The confidence behind this “counter-cyclical price increase” comes from benchmarking Anthropic’s business logic. As a growth benchmark in AI, Anthropic increased its ARR from $1 billion to $19 billion in 15 months, with 80% of revenue coming from enterprise-level APIs, and per-user monetization efficiency that is 8 times that of ChatGPT. At the earnings call, Zhipu CEO Zhang Peng said plainly: “When the model is strong enough, API is the best business model.” But the gap in reality is significant: as of April 2026, Anthropic’s ARR had reached $30 billion, its valuation was $380 billion, and its PS multiple was about 12x; in contrast, Zhipu’s market capitalization is about HKD 350 billion, with 2025 revenue of 724 million yuan and a PS multiple as high as 450x. This valuation premium comes both from the scarcity of AI-related assets among Hong Kong-listed stocks and from the market’s expectations for a “China’s Anthropic” narrative.
To support this narrative, Zhipu needs to overcome three challenges. First is the sustainability of pricing power. Even though demand has not declined after the price hikes, the financial report does not disclose the specific breakdown of API revenue in terms of channel distribution, project delivery, and platformization capabilities. In a context where models iterate about every 3 months, how to respond to competitors such as Alibaba and others that are both customers and rivals still has no clear answer. Second is breaking through scale effects. In Zhipu’s formula—“intelligent upper limit × Token consumption scale”—the intelligent upper limit depends on spending on R&D, and whether domestic chips can approach the efficiency of NVIDIA directly affects the cost curve. If revenue maintains compound growth of over 130% while R&D expense growth slows down, theoretically the R&D expense ratio could be reduced to a reasonable level within 2–3 years. Finally is the pace of transformation. Localized deployment still accounts for 70% of revenue, but that business has declining gross margins and heavy delivery requirements. Zhipu needs to quickly increase the proportion of cloud API to truly realize a lightweight model of “collecting fees through Tokens.”

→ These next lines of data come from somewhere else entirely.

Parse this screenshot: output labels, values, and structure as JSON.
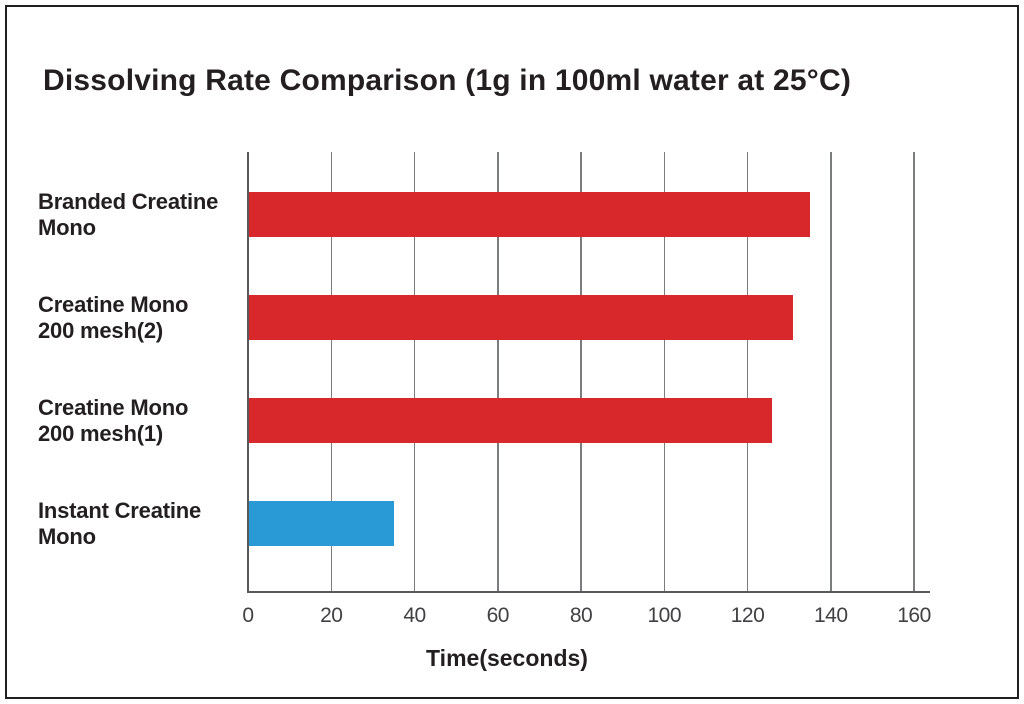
{
  "title": "Dissolving Rate Comparison (1g in 100ml water at 25°C)",
  "chart_data": {
    "type": "bar",
    "orientation": "horizontal",
    "title": "Dissolving Rate Comparison (1g in 100ml water at 25°C)",
    "xlabel": "Time(seconds)",
    "ylabel": "",
    "categories": [
      "Branded Creatine Mono",
      "Creatine Mono 200 mesh(2)",
      "Creatine Mono 200 mesh(1)",
      "Instant Creatine Mono"
    ],
    "category_lines": [
      [
        "Branded Creatine",
        "Mono"
      ],
      [
        "Creatine Mono",
        "200 mesh(2)"
      ],
      [
        "Creatine Mono",
        "200 mesh(1)"
      ],
      [
        "Instant Creatine",
        "Mono"
      ]
    ],
    "values": [
      135,
      131,
      126,
      35
    ],
    "unit": "seconds",
    "bar_colors": [
      "#d9282b",
      "#d9282b",
      "#d9282b",
      "#2a9ad7"
    ],
    "xlim": [
      0,
      160
    ],
    "xticks": [
      0,
      20,
      40,
      60,
      80,
      100,
      120,
      140,
      160
    ],
    "grid": "vertical-only",
    "legend": "none"
  },
  "colors": {
    "bar_red": "#d9282b",
    "bar_blue": "#2a9ad7",
    "text": "#231f20",
    "tick_text": "#414042",
    "grid_line": "#7b7c7e",
    "axis_line": "#58595b",
    "page_border": "#231f20",
    "background": "#ffffff"
  }
}
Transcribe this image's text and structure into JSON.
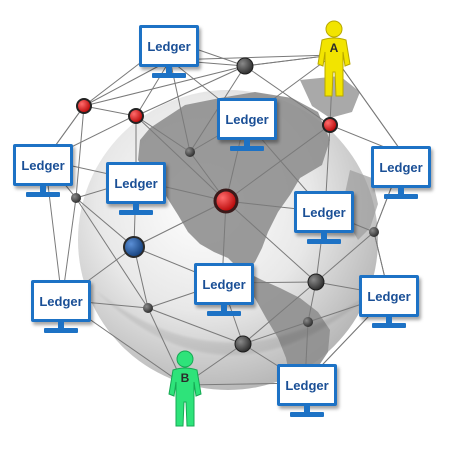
{
  "ledger_label": "Ledger",
  "persons": {
    "a": {
      "label": "A",
      "color": "#f2e400",
      "stroke": "#b8a800"
    },
    "b": {
      "label": "B",
      "color": "#2ee37a",
      "stroke": "#17a854"
    }
  },
  "colors": {
    "ledger_border": "#1d72c5",
    "ledger_text": "#1a4f96",
    "node_gray": "#3d3d3d",
    "node_red": "#d41212",
    "node_blue": "#1f5ba8",
    "link": "#7a7a7a",
    "globe_land": "#8f8f8f",
    "globe_ocean": "#d9d9d9"
  }
}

Internationalization has become a new growth driver. Over the past year, Zhipu expanded cooperation with Middle Eastern and Southeast Asian countries by “taking Tokens overseas.” Enterprise API services cover more than 50 countries and regions, and the share of overseas revenue rose from 5% in 2024 to 35% in 2026. This cross-border output model essentially expands Token consumption scale through technology licensing, providing incremental inputs to the variables in the business value formula.
Currently, the Agent framework track has become the focal point of competition. Zhipu, DeepSeek, Kimi, Alibaba, and other companies all have initiatives in this area, trying to define industry standards and gain an early advantage. Historical experience shows that once the application layer is proven, scale effects can be unleashed at the infrastructure layer. For large-model companies, the current stage is not only about verifying model capabilities, but also about cultivating future revenue demand through application scenarios. And the prerequisite for all of this is sustained technological leadership and engineering capability. Behind it, the amount of capital investment required is still a core question Zhipu must answer.